(イラスト:若林夏 写真撮影:本社写真部)
来る年には、公的年金制度の改正など、“アラウンド年金世代”にとって気になる話題が控えています。コロナによって滞った経済状況や雇用制度の改正により、私たちの家計はどのような影響を受けるのでしょうか(構成=山田真理 イラスト=若林夏)

<前編よりつづく

働きながら年金受給、「70歳受給開始」への布石

続いて、「在職中の年金受給についての見直し」。会社員の場合、現行では60~64歳の人が賃金と老齢厚生年金を受け取る場合、合計額が月28万円を超えると年金の一部が支給停止になる仕組みでした。これが改正後は47万円まで緩和されるため、年金をもらい始めてからも積極的に働きたいという人には嬉しい改正かもしれません。

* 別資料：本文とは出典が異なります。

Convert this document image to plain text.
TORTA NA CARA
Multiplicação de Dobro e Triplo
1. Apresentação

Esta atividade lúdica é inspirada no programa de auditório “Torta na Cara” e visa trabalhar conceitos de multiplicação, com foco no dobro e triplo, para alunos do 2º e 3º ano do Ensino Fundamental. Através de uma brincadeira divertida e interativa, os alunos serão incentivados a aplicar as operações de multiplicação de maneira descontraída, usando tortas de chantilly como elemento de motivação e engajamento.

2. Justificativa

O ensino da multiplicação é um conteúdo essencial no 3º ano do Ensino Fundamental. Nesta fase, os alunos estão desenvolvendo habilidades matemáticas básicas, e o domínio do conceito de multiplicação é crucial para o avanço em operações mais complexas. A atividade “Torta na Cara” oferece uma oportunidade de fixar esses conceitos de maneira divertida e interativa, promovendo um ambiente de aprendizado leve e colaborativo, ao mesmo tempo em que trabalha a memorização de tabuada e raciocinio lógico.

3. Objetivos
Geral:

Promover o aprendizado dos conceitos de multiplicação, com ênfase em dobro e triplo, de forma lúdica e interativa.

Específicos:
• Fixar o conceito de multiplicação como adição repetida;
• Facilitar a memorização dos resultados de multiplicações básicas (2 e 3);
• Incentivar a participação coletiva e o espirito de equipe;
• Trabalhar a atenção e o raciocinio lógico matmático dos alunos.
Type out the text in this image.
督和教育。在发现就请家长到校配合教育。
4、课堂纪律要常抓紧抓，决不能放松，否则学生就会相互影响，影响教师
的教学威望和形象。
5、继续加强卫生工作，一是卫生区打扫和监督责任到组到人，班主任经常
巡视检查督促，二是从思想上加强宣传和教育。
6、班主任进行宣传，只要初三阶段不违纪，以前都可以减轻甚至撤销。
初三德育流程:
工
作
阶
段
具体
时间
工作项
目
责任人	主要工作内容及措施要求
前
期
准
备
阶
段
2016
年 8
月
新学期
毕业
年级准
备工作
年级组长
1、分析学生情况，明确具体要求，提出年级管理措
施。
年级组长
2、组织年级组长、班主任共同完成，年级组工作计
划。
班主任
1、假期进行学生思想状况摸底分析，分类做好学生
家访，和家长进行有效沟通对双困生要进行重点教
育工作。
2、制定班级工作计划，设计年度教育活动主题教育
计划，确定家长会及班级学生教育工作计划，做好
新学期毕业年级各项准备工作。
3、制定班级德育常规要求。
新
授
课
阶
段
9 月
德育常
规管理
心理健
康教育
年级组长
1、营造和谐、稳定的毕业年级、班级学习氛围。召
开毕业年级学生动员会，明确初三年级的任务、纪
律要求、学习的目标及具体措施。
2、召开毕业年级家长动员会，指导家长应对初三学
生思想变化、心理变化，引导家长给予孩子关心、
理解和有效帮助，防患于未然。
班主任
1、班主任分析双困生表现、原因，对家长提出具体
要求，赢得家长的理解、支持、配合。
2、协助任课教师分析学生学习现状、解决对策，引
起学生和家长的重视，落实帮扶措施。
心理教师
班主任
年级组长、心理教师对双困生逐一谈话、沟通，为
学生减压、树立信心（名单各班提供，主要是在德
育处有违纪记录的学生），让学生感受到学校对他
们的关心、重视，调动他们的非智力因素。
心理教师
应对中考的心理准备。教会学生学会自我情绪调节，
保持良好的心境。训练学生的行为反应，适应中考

また「厚生年金の適用範囲の拡大」として、パートなど短期労働者を社会保険に加入させる義務のある事業所の条件が、従業員数101人以上になるという変更も年金制度改革には含まれます。

働き方については、21年4月から、「改正高年齢者雇用安定法」が施行されました。これは従業員が希望すれば70歳まで働けるよう、定年年齢の引き上げや定年を廃止するなどの努力義務を企業に求めるものです。

働けるうちは働いて収入を得られるのは、確かにありがたいこと。しかし国はなぜ、そこまでして高齢者を働かせたいのでしょう。その背景にあるのは、ずばり年金問題。日本の公的年金は、現役で働く人が納めた保険料を現在の高齢者に支給する仕組みです。

以前に年金の支給年齢を60歳から65歳に引き上げたときも、国は「65歳まで働ける環境づくり」を同時に進めました。今回のさまざまな改正も、「年金の70歳支給開始」に向けた布石かもしれないという視点で、今後の行方を注視する必要があると思います。